Inspired by Senor Chile's tireless efforts during the last month to find the nirvana of verde-ness, I decided to try it at home. The fact that I also made a New Year's resolution that I would learn how to cook one new food that I love every month was also a motivator.

So... I did a little looking around on the web... Googled numerous recipes, forums and searched my two go-to resources: Food Network and Epicurious.

I found a bunch of recipes. Everything from Pork and canned chiles to epic numbers with more ingredients than your average produce department and requiring a PhD to digest. Eventually I settled on one that seemed to have the basics covered, and wasn't a week long task to make.

So, last night, I started off with a nice four pound pork shoulder.

Next I deboned it, and cubed it into roughly inch-sized chunks. Sprinked with salt, pepper and cumin, tossed it all up and bagged it for the night to let the spices do their thing.

This afternoon, I started in...'s the mise... Diced pork... Chopped onion... chopped bell, poblano and jalapenos, cilantro... roasted tomatillos, garlic and chicken stock.

Lightly floured and browned the pork in batches. Removed to one side, and sweated the aromatics for a few minutes.

Put the stock in a heavy pot along with the meat, cilantro and toms.
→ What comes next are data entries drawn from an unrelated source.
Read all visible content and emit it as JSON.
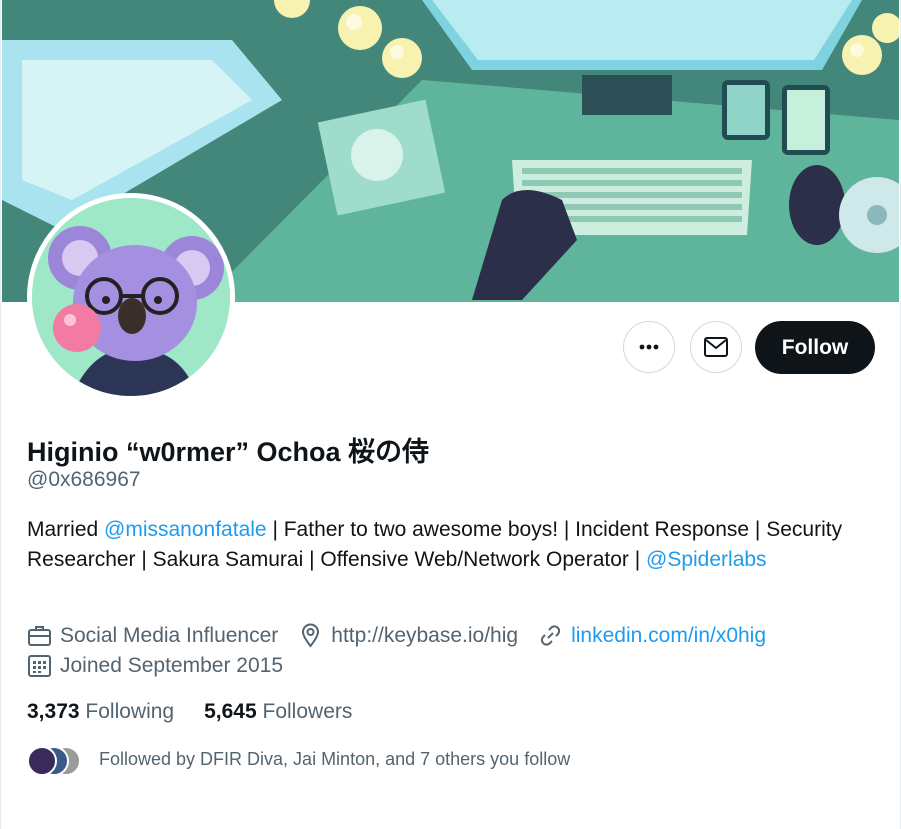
{
  "profile": {
    "name": "Higinio “w0rmer” Ochoa 桜の侍",
    "handle": "@0x686967",
    "bio": {
      "part1": "Married ",
      "mention1": "@missanonfatale",
      "part2": " | Father to two awesome boys! | Incident Response | Security Researcher | Sakura Samurai | Offensive Web/Network Operator | ",
      "mention2": "@Spiderlabs"
    },
    "category": "Social Media Influencer",
    "location": "http://keybase.io/hig",
    "website": "linkedin.com/in/x0hig",
    "joined": "Joined September 2015"
  },
  "actions": {
    "follow_label": "Follow",
    "more_icon": "more-icon",
    "message_icon": "envelope-icon"
  },
  "stats": {
    "following_count": "3,373",
    "following_label": " Following",
    "followers_count": "5,645",
    "followers_label": " Followers"
  },
  "followed_by": "Followed by DFIR Diva, Jai Minton, and 7 others you follow",
  "colors": {
    "link": "#1d9bf0",
    "follow_button": "#0f1419",
    "secondary_text": "#536471"
  }
}
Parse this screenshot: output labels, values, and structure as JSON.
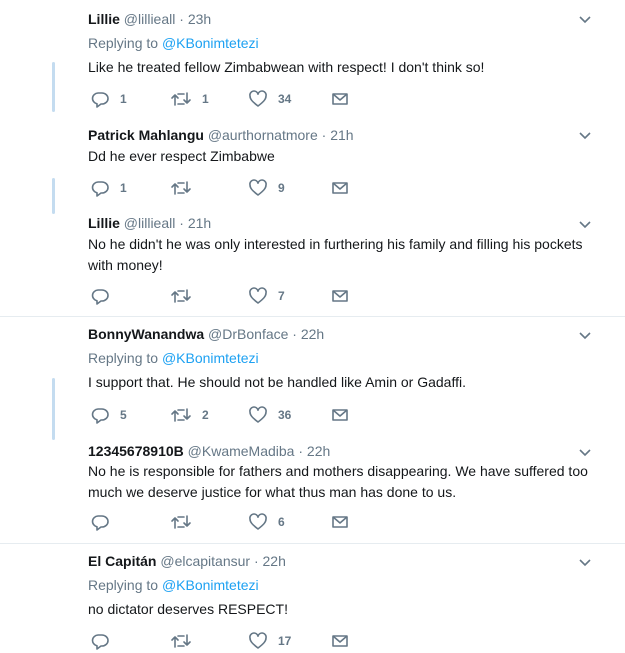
{
  "tweets": [
    {
      "name": "Lillie",
      "handle": "@lillieall",
      "dot": "·",
      "time": "23h",
      "replying_prefix": "Replying to ",
      "replying_handle": "@KBonimtetezi",
      "text": "Like he treated fellow Zimbabwean with respect! I don't think so!",
      "replies": "1",
      "retweets": "1",
      "likes": "34"
    },
    {
      "name": "Patrick Mahlangu",
      "handle": "@aurthornatmore",
      "dot": "·",
      "time": "21h",
      "text": "Dd he ever respect Zimbabwe",
      "replies": "1",
      "retweets": "",
      "likes": "9"
    },
    {
      "name": "Lillie",
      "handle": "@lillieall",
      "dot": "·",
      "time": "21h",
      "text": "No he didn't he was only interested in furthering his family and filling his pockets with money!",
      "replies": "",
      "retweets": "",
      "likes": "7"
    },
    {
      "name": "BonnyWanandwa",
      "handle": "@DrBonface",
      "dot": "·",
      "time": "22h",
      "replying_prefix": "Replying to ",
      "replying_handle": "@KBonimtetezi",
      "text": "I support that. He should not be handled like Amin or Gadaffi.",
      "replies": "5",
      "retweets": "2",
      "likes": "36"
    },
    {
      "name": "12345678910B",
      "handle": "@KwameMadiba",
      "dot": "·",
      "time": "22h",
      "text": "No he is responsible for fathers and mothers disappearing. We have suffered too much we deserve justice for what thus man has done to us.",
      "replies": "",
      "retweets": "",
      "likes": "6"
    },
    {
      "name": "El Capitán",
      "handle": "@elcapitansur",
      "dot": "·",
      "time": "22h",
      "replying_prefix": "Replying to ",
      "replying_handle": "@KBonimtetezi",
      "text": "no dictator deserves RESPECT!",
      "replies": "",
      "retweets": "",
      "likes": "17"
    }
  ],
  "icons": {
    "reply": "reply-icon",
    "retweet": "retweet-icon",
    "like": "heart-icon",
    "message": "envelope-icon",
    "more": "chevron-down-icon"
  },
  "colors": {
    "link": "#1da1f2",
    "muted": "#657786",
    "thread_line": "#c4dcf0",
    "separator": "#e6ecf0"
  }
}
Once the onions and peppers had cooked enough, those went in as well. Brought it all to a boil then dropped to a low simmer. Then came the hard part... the wait.

The recipe called for a three hour cook time. Mine wound up being about 5 (had to run an errand), but I honestly can't say that it hurt anything.
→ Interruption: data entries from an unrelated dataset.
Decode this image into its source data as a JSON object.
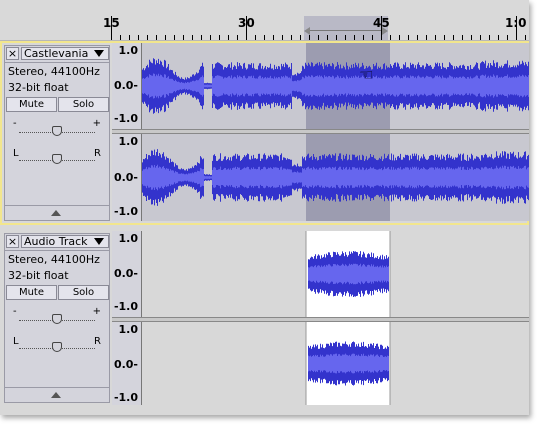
{
  "ruler": {
    "labels": [
      "15",
      "30",
      "45",
      "1:0"
    ]
  },
  "tracks": [
    {
      "close": "×",
      "name": "Castlevania",
      "info1": "Stereo, 44100Hz",
      "info2": "32-bit float",
      "mute": "Mute",
      "solo": "Solo",
      "gain_minus": "-",
      "gain_plus": "+",
      "pan_left": "L",
      "pan_right": "R",
      "selected": true,
      "channels": [
        {
          "ymax": "1.0",
          "ymid": "0.0-",
          "ymin": "-1.0"
        },
        {
          "ymax": "1.0",
          "ymid": "0.0-",
          "ymin": "-1.0"
        }
      ]
    },
    {
      "close": "×",
      "name": "Audio Track",
      "info1": "Stereo, 44100Hz",
      "info2": "32-bit float",
      "mute": "Mute",
      "solo": "Solo",
      "gain_minus": "-",
      "gain_plus": "+",
      "pan_left": "L",
      "pan_right": "R",
      "selected": false,
      "channels": [
        {
          "ymax": "1.0",
          "ymid": "0.0-",
          "ymin": "-1.0"
        },
        {
          "ymax": "1.0",
          "ymid": "0.0-",
          "ymin": "-1.0"
        }
      ]
    }
  ],
  "colors": {
    "waveform": "#3333cc",
    "waveform_rms": "#6666ee",
    "selected_bg": "#c8c8d0",
    "selected_sel_bg": "#9c9cb0",
    "unselected_bg": "#d8d8d8",
    "unselected_sel_bg": "#ffffff",
    "selection_border": "#f2e68d"
  },
  "icons": {
    "close": "close-icon",
    "menu": "chevron-down-icon",
    "collapse": "collapse-up-icon",
    "cursor": "pointing-hand-icon"
  }
}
Made up a nice pan of basmati rice to go along, and dished it right up.

Not to toot my own horn (but don't we all?), but this was seriously good. I was impressed with the recipe. The chiles were present, but not hot. (I purposely dialed the heat down for this first go round). The pork was fall-apart tender, and everything tasted exactly like I expected it would. The subtle flavor of the roasted tomatillos was there as well. Makes me wonder how much the flavor would change if I roasted the peppers as well....

The only thing I'll change next time is to not use so much chicken stock. The recipe called for 4 cups, and I used about 5 and a half. When I got everything in the pot, it just didn't look like enough liquid. Turns out 4 cups would have been plenty. But the rice soaked up the extra liquid when I served it up, so everthing turned out fine after all.

So... Culinary Compadres and Compadrettes... this one goes in the win column with a nod to Senor Chilebrown for the inspiration.